October 2, 2008
OIG Report on Integrated Asset Management
"The Office of Inspector General conducted an audit of NASA's Integrated Asset Management - Property, Plant, and Equipment (IAM/PP&E) module. A component of NASA's Integrated Enterprise Management Program (IEMP), the IAM/PP&E module is an automated asset-management system that performs two main functions: equipment management (logistics) and asset accounting (finance) and was designed to integrate logistics and financial processes to account for and facilitate management of NASA personal property."
Posted by kcowing at October 2, 2008 2:00 PM
This is a pretty arid topic I'm sure. But still, one should wonder why a report on NASA assets has so much emphasis on "depreciation"? The concept is useful in the private sector. If a company shuts down a site the plant equipment may be obsolete, or still very usable, and it's important to know what price might be had for the assets. The same is true of a facility, even a building. Not to mention the tax advantages and nuances of property appreciation or depreciation.

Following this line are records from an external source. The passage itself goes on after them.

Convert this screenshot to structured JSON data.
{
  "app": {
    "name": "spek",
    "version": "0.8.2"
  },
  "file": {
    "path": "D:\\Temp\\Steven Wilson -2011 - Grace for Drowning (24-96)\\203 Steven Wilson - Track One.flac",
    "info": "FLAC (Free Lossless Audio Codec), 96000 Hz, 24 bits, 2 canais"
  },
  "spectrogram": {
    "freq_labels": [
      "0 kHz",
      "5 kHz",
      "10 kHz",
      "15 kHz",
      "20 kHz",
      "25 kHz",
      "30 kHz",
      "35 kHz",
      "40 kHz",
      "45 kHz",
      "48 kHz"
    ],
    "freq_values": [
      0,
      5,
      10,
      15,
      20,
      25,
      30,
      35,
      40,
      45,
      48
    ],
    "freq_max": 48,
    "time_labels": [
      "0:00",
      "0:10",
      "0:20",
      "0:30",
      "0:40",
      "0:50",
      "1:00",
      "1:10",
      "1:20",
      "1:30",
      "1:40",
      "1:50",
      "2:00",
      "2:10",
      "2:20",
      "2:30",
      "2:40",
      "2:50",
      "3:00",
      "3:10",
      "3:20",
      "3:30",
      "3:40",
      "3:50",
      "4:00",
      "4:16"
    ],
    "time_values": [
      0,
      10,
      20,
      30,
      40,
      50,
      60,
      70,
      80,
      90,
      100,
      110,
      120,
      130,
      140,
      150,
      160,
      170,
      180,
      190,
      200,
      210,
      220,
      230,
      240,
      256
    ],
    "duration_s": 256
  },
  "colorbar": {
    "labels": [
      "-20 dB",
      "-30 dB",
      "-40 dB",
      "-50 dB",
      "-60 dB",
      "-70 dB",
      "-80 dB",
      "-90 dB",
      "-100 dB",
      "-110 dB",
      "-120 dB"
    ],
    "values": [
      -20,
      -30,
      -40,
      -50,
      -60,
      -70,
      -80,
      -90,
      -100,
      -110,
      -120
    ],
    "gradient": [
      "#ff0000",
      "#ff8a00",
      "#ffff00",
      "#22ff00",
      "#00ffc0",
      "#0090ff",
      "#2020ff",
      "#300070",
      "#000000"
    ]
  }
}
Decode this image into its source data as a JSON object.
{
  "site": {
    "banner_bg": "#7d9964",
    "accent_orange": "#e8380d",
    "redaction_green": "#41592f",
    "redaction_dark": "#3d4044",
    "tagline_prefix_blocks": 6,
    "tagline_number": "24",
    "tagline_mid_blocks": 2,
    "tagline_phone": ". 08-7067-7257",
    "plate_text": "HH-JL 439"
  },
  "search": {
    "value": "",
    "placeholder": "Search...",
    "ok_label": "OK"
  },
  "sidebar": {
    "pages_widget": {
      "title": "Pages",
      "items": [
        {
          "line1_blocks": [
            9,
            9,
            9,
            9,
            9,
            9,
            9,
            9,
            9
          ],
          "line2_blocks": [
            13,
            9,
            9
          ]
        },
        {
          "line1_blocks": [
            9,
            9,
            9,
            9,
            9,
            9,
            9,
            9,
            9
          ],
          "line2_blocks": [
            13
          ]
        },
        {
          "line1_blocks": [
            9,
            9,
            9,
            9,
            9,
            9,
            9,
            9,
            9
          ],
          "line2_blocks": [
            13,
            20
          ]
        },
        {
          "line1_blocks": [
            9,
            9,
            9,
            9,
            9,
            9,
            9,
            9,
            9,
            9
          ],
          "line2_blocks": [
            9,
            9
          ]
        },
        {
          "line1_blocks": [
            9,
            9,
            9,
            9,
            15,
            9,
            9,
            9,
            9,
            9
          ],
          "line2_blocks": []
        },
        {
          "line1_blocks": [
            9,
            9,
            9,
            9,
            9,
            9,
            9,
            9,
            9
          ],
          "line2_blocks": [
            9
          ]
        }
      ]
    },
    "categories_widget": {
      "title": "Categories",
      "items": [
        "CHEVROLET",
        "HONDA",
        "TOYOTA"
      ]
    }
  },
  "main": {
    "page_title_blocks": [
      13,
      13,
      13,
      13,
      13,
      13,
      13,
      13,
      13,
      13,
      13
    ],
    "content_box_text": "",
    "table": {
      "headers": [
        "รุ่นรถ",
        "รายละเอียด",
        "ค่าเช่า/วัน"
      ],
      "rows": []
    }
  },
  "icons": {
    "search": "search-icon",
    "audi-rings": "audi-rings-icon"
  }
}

But for a facility firmly on Federal property or for equipment that is highly specialized, does this concept apply to the same degree of usefulness? The feds are not a profit making enterprise.
Sure, plenty of cars, some airplanes, lots of expensive test equipment, and basic items to run a center, but no where in the report is "replacement" cost mentioned? Does it really matter some equation says something is old and worthless? One would think there would be more emphasis in such a system in creating metrics of what the cost is to keep, and what the cost would be to replace. The rest is just pretty green numbers scrolling down the screen no?